There are online calculators that can help you figure out what you need. The VA has one. There is an easy-to-use calculator on lifehappens.org. And of course, an insurance agent could help you find the answer.

2. Analyze what you have.

Once you know what you need, it’s time to compare that to what you have. First, for those in uniform, you probably have $400,000 of Servicemembers’ Group Life Insurance (SGLI). Spouses can have family SGLI insurance up to $100,000. Non-military employers also typically offer group insurance. In or out of the military, you can see how changing jobs could affect your life insurance coverage. For this reason, it can make sense to diversify the sources of your life insurance coverage.

And that’s where things can get more complicated. You must choose the type of coverage. What is the right type of insurance? In general, there are two broad types of coverage, term and perpetual.

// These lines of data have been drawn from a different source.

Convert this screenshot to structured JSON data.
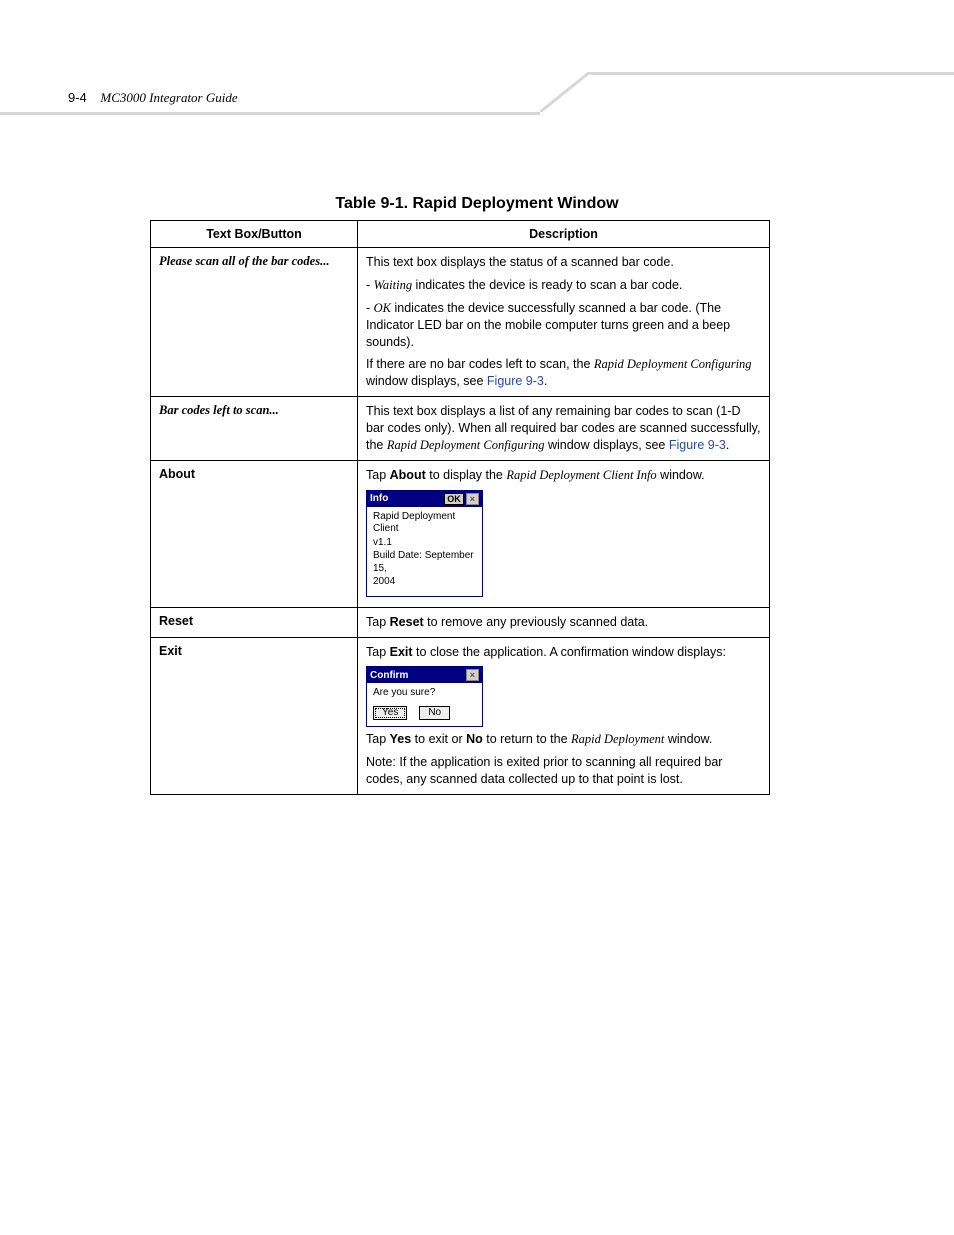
{
  "header": {
    "page_num": "9-4",
    "doc_title": "MC3000 Integrator Guide"
  },
  "caption": "Table 9-1. Rapid Deployment Window",
  "col_headers": {
    "c1": "Text Box/Button",
    "c2": "Description"
  },
  "rows": {
    "r1": {
      "label": "Please scan all of the bar codes...",
      "p1": "This text box displays the status of a scanned bar code.",
      "p2_pre": "- ",
      "p2_em": "Waiting",
      "p2_post": " indicates the device is ready to scan a bar code.",
      "p3_pre": "- ",
      "p3_em": "OK",
      "p3_post": " indicates the device successfully scanned a bar code. (The Indicator LED bar on the mobile computer turns green and a beep sounds).",
      "p4_pre": "If there are no bar codes left to scan, the ",
      "p4_em": "Rapid Deployment Configuring",
      "p4_mid": " window displays, see ",
      "p4_link": "Figure 9-3",
      "p4_end": "."
    },
    "r2": {
      "label": "Bar codes left to scan...",
      "p1_pre": "This text box displays a list of any remaining bar codes to scan (1-D bar codes only). When all required bar codes are scanned successfully, the ",
      "p1_em": "Rapid Deployment Configuring",
      "p1_mid": " window displays, see ",
      "p1_link": "Figure 9-3",
      "p1_end": "."
    },
    "r3": {
      "label": "About",
      "p1_pre": "Tap ",
      "p1_b": "About",
      "p1_mid": " to display the ",
      "p1_em": "Rapid Deployment Client Info",
      "p1_end": " window.",
      "dlg": {
        "title": "Info",
        "ok": "OK",
        "l1": "Rapid Deployment Client",
        "l2": "v1.1",
        "l3": "Build Date: September 15,",
        "l4": "2004"
      }
    },
    "r4": {
      "label": "Reset",
      "p1_pre": "Tap ",
      "p1_b": "Reset",
      "p1_end": " to remove any previously scanned data."
    },
    "r5": {
      "label": "Exit",
      "p1_pre": "Tap ",
      "p1_b": "Exit",
      "p1_end": " to close the application. A confirmation window displays:",
      "dlg": {
        "title": "Confirm",
        "body": "Are you sure?",
        "yes": "Yes",
        "no": "No"
      },
      "p2_pre": "Tap ",
      "p2_b1": "Yes",
      "p2_mid1": " to exit or ",
      "p2_b2": "No",
      "p2_mid2": " to return to the ",
      "p2_em": "Rapid Deployment",
      "p2_end": " window.",
      "p3": "Note: If the application is exited prior to scanning all required bar codes, any scanned data collected up to that point is lost."
    }
  }
}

Temporary needs—those that will disappear, like mortgages and raising children—are well covered by term life insurance. For example, if you have a couple of children aged 3 and 5, you could take out a 20-year term policy (this type of policy has a level premium and death benefit during the 20-year period) that covers up to to you children are traveling alone – knock on wood.

On the other hand, for a policy that you want to have “forever”, a permanent policy may make sense. For example, there may be an amount of money you want to give to your spouse or family when you are away, or a life insurance policy that is part of complex estate plans, or a special needs situation.

Now that you’ve identified what you need and checked out what you have, it’s time to…

3. Fill in the blanks

If you’ve got the numbers together and there are no gaps – either in quantity or in source – your work is done for now. On the other hand, if you need extra protection, it’s time to shop.

A few things to keep in mind: First, a large coverage requirement does not necessarily mean large premium payments. Life insurance can be surprisingly cheap. Second, as I mentioned earlier, match the type of coverage you choose with the reason for the coverage. It’s finally getting easier and more convenient to take out life insurance. Digital applications, automated underwriting as well as technology and data make life insurance underwriting easier and faster. Don’t let the fear of the process distract you.

4. Rinse, wash and repeat

Being able to set a strategy or process and forget about it is nice. Unfortunately, life insurance does not lend itself to this type of approach. A new baby, a new house, a divorce, or a job change are examples of everyday life events that can change your life insurance situation. Keep that in mind, and when things like this happen, make sure you reconsider your life insurance coverage with these simple steps.

Get the coverage your family needs

FSGLI, TSGLI, VGLI, SGLI… the long list of acronyms and minimum requirements may not be enough to cover your family’s needs. Explore life insurance options with our free tool that compares rates and matches you with the coverage you want.